Unique and diverse this is a superb collection of today’s brightest stars...
David Renshaw

15:18 9th November 2006

Yourcodenameis:milo’s debut mini album ‘Ignoto’ is a little known hardcore classic with searing vocals, raw passion and power and more ambition than a pushy mother at her child’s pantomime, so in which direction will they go on the follow up to said album? A more expansive version of ‘Ignoto’ would have been well received but perhaps a little obvious so instead they have invited a host of their musical contemporaries to their studio in Newcastle for an album of duets. Though billed as a collaboration album it works more  a compilation album as YCNI:M adopt the persona and style of the bands with which they are collaborating.

‘Captain Of Lies’ featuring Reuben sounds nothing like ‘Greetings’ with Hot Club De Paris which again, and not surprisingly, sounds nothing like the bands duet with grime MC Lethal Bizzle. The hard decision regarding ‘Print Is Dead’ is do we want to hear the likes of Get Cape. Wear Cape. Fly! and Lethal Bizzle making hardcore/metal tracks or do we want to see YCNI: M adding their ideas to a Get Cape song or a riff to a rap song. If you want the former you will be disappointed with 'Print Is Dead' as YCNI: M’s metal tendencies are only let  loose on a limited amount of songs.

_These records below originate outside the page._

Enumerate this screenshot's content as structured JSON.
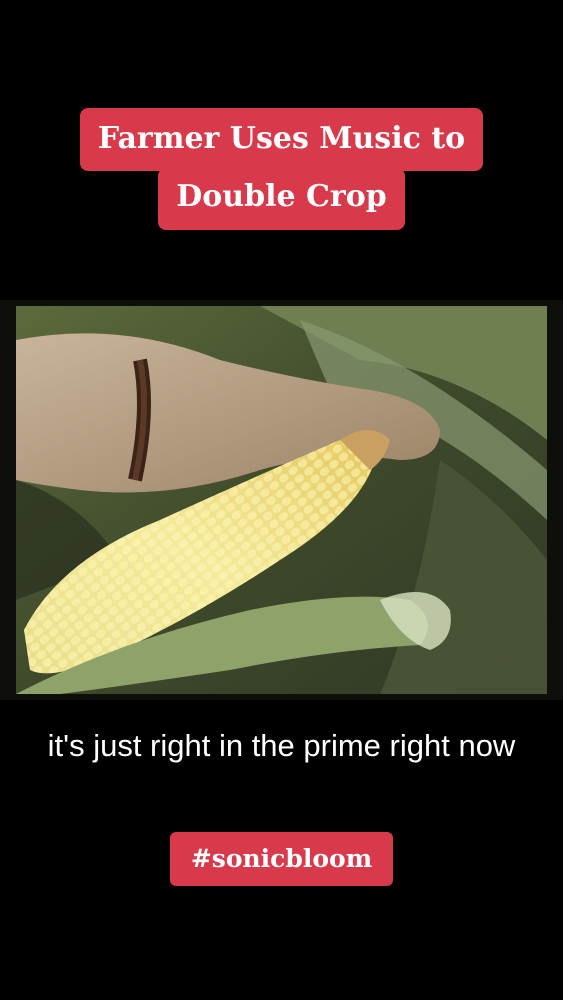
{
  "title": {
    "line1": "Farmer Uses Music to",
    "line2": "Double Crop"
  },
  "video": {
    "caption": "it's just right in the prime right now"
  },
  "hashtag": "#sonicbloom",
  "colors": {
    "background": "#000000",
    "label_red": "#d83a4b",
    "text": "#ffffff"
  }
}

‘The Trapeze Artist’ featuring The Automatic is particularly interesting as it showcases the heavier and darker side of the band hinted at on their debut LP ‘Not Accepted Anywhere’, presumably a glimpse into their future plans. The first single to be released from the album is ‘Wait A Minute’ featuring Gordon Moakes from Bloc Party which sounds like a forgotten track from Silent Alarm with it’s sparse  drum beats, taught baselines and frantic neurotic vocals. It’s rare that sounding like Bloc Party is a negative but in this case it is as the feeling that Kele Okereke would do it better drains any excitement from the song.

Album highlights come from the vastly underrated Reuben on ‘Captain Of Lies’ and Futureheads man Ross Millard with ‘I Remember The Summer Isles’, Millard heads a group of North Eastern stars on the album including Field Music man Peter Brewis and Lukas Wooler of Maximo Park - all contributing vastly different tracks.

‘Print Is Dead’ could have easily descended into a self indulgent and bland album brimming with potential but ultimately failing, luckily though this album sparkles and has something for everybody. Unique and diverse this is a superb collection of today’s brightest stars and will have people clambering to go to Newcastle and feature on Volume 2.